Previously, topical treatment of rosacea only comprised azelaic acid and metronidazole, which are also specifically indicated for erythema caused by rosacea. Long-term use of antibiotics is problematic in relation to the development of bacterial resistance, and it is encouraging that another alternative to topical treatment with metronidazole is now available. Moreover, an effect of treatment with Mirvaso is achieved after only 30 minutes, whereas the effect of metronidazole often occurs after treatment for a couple of weeks (however, no studies of metronidazole as an active comparator have been conducted). In addition, Mirvaso is applied once daily, whereas metronidazole is dosed twice daily. However, treatment with Mirvaso is estimated to be twice as expensive as topical treatment with metronidazole. Mirvaso has also been reported to exacerbate erythema, both after a single treatment and during long-term use, which may be associated with the mechanism of action.

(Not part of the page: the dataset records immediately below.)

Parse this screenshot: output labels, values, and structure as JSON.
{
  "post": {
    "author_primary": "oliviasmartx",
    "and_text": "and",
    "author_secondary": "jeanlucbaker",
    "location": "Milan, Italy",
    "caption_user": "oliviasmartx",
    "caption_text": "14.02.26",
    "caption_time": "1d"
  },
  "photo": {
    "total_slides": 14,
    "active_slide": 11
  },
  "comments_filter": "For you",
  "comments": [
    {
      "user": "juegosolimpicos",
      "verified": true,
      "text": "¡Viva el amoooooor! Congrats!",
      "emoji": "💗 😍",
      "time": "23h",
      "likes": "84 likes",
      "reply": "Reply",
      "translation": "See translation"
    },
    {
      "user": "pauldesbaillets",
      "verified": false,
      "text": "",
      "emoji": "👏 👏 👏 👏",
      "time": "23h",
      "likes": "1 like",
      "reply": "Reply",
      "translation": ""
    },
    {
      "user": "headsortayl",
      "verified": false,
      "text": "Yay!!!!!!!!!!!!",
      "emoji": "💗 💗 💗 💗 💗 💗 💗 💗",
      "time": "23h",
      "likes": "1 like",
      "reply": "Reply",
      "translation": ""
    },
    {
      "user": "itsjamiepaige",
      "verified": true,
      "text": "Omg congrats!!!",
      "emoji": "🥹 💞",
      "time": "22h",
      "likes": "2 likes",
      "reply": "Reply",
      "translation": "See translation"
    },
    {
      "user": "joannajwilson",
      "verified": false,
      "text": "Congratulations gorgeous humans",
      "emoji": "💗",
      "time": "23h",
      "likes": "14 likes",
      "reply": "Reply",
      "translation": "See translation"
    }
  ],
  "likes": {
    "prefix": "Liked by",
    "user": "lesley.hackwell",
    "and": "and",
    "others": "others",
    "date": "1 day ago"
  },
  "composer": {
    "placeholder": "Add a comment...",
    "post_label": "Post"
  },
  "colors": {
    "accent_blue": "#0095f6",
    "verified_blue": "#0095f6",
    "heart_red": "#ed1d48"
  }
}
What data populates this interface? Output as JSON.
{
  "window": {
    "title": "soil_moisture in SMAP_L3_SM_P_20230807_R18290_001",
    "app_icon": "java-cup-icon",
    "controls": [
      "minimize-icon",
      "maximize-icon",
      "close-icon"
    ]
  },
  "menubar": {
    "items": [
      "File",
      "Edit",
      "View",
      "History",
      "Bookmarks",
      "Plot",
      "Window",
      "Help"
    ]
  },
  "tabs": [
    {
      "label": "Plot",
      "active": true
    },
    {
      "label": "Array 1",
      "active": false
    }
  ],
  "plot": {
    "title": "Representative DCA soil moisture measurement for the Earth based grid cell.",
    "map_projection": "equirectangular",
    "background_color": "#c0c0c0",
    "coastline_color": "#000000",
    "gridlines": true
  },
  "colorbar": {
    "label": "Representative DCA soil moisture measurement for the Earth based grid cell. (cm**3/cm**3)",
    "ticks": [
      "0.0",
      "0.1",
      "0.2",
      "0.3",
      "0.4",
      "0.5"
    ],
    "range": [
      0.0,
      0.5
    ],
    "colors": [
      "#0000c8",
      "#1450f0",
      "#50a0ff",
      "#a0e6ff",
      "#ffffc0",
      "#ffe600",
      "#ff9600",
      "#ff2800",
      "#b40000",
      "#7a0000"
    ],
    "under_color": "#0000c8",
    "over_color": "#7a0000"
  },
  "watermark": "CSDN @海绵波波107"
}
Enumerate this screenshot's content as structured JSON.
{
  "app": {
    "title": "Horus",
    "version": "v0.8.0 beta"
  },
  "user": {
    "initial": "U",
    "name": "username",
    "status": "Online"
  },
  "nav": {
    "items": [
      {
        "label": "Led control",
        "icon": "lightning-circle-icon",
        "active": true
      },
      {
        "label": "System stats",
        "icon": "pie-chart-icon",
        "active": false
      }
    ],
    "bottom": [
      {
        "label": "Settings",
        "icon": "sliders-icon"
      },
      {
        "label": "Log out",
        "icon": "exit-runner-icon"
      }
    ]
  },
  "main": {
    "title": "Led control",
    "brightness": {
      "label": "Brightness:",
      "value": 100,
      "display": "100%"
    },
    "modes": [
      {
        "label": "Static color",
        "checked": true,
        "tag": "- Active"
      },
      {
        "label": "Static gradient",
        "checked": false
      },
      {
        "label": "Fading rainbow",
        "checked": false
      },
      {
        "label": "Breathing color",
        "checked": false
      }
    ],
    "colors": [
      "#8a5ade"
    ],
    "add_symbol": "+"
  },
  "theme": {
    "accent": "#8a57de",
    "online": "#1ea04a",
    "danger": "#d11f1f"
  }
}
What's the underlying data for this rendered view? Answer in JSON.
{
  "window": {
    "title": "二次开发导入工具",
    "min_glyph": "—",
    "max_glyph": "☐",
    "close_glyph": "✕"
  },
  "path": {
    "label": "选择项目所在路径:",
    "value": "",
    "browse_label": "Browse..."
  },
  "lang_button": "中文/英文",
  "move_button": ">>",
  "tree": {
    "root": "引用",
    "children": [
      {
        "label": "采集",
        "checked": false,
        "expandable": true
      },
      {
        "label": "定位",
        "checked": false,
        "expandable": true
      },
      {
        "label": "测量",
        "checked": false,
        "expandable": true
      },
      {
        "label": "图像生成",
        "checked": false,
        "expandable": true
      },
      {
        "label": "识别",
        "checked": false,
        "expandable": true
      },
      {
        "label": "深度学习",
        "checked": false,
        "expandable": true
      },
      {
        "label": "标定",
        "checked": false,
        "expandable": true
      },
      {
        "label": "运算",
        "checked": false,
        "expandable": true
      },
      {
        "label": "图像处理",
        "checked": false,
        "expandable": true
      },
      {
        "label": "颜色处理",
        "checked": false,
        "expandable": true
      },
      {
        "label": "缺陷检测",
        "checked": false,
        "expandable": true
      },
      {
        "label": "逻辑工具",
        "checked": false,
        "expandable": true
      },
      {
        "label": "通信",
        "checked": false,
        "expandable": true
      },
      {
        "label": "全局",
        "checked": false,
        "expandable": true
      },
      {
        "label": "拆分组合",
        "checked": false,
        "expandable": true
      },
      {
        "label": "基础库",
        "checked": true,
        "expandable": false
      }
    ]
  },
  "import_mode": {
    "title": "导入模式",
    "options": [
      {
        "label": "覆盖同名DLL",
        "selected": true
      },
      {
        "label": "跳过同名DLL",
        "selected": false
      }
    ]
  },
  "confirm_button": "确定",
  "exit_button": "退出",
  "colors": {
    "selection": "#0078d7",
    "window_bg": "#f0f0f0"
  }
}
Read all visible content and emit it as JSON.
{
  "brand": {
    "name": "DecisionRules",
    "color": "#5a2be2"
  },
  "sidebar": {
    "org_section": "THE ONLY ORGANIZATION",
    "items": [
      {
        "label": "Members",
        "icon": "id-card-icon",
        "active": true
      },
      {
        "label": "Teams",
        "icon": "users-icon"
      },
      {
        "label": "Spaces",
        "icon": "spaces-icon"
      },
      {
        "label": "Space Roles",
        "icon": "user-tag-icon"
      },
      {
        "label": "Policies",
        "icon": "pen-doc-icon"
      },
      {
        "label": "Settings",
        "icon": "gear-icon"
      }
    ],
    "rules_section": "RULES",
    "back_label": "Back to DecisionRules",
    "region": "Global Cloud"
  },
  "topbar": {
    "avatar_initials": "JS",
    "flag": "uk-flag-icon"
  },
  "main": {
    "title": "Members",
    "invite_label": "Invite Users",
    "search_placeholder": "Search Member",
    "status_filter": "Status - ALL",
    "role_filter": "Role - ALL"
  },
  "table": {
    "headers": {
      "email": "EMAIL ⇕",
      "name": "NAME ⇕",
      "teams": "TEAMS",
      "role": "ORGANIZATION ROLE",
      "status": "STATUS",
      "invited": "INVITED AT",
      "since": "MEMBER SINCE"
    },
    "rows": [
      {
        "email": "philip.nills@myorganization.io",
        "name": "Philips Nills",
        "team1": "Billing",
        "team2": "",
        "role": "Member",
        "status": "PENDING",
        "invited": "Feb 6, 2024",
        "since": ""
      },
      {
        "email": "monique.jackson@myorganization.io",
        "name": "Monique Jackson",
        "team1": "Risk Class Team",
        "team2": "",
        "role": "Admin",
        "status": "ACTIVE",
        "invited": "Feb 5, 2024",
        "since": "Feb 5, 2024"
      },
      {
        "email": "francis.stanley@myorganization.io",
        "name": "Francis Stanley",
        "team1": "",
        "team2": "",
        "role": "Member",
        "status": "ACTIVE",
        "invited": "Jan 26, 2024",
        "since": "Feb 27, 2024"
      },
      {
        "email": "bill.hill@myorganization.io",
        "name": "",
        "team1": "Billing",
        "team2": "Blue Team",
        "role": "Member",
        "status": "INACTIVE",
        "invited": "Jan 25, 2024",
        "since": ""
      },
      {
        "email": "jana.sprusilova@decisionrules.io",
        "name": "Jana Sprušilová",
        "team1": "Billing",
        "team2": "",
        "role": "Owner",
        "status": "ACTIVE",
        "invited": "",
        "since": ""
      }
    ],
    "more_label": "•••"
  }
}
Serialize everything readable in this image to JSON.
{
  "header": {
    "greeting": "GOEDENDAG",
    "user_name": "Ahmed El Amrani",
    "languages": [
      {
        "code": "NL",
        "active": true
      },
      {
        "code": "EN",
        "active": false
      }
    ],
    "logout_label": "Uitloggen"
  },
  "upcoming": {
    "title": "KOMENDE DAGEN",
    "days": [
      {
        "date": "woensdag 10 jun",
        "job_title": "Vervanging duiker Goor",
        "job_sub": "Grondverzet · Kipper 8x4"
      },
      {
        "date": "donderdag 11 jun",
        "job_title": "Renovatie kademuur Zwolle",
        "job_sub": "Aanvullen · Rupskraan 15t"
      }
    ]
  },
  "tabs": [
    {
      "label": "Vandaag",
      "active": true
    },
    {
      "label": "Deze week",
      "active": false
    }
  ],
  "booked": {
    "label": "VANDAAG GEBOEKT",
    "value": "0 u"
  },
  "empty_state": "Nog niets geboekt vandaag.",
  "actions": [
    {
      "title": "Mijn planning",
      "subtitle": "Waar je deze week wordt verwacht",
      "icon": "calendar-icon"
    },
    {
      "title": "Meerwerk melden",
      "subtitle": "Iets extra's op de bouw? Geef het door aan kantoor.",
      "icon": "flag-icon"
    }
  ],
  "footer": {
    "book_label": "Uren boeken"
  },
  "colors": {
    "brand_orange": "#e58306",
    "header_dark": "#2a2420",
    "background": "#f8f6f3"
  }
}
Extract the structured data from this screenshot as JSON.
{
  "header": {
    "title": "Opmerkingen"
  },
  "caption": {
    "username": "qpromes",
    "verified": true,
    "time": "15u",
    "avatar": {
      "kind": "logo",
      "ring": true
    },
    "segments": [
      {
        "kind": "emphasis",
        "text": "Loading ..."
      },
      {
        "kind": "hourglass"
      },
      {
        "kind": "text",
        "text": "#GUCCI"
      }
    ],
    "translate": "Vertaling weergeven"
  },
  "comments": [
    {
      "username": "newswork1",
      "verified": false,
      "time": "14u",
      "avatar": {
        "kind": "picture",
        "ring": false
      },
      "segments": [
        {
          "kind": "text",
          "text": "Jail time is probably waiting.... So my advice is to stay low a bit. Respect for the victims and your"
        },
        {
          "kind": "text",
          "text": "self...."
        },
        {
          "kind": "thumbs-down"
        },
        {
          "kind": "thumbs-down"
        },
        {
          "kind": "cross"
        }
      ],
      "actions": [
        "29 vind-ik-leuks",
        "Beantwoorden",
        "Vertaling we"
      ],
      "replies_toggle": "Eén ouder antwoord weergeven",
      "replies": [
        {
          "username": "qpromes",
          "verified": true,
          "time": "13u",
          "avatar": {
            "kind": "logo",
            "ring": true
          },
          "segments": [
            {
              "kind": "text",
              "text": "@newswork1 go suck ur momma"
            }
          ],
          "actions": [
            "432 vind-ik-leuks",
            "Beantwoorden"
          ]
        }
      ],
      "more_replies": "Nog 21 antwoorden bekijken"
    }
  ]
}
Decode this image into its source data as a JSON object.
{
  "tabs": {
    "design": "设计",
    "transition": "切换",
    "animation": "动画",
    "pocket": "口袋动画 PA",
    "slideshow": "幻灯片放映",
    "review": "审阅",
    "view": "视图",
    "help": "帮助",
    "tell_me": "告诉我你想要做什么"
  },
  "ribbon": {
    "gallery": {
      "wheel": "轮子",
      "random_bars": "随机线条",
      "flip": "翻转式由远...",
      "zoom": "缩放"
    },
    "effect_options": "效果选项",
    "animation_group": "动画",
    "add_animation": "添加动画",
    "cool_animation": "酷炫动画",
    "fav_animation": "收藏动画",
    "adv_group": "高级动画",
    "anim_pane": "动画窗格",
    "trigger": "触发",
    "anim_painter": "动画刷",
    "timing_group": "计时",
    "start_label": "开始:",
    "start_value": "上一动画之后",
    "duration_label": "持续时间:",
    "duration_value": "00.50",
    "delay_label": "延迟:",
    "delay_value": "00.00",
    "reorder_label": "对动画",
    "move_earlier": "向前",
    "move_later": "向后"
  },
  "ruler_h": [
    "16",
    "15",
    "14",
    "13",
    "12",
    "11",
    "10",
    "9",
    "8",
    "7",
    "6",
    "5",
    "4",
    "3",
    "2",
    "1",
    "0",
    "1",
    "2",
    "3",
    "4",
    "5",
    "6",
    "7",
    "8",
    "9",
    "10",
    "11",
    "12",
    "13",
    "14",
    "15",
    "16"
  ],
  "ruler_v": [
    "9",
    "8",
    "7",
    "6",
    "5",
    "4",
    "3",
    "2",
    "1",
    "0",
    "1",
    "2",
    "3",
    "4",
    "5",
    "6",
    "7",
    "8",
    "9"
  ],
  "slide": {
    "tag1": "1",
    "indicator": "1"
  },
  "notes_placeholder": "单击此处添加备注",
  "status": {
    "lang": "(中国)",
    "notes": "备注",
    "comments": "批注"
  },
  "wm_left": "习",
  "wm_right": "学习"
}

Its IRF’s overall assessment, that Mirvaso can be an alternative to metronidazole in the treatment of erythema in the sub-group of patients with rosacea with limited inflammation. Moreover, Mirvaso can be used as add-on to other treatment against rosacea to achieve adequate symptom control of erythema. Local treatment is associated with fewer adverse events and lower risk of drug interactions and is thus generally preferred over systemic therapy.
Patients should be informed about the risk of worsening of erythema and should be advised to apply the gel on a small test area at the start of treatment.
Mirvaso was marketed on 28 April 2014. It is currently possible to apply for single reimbursement.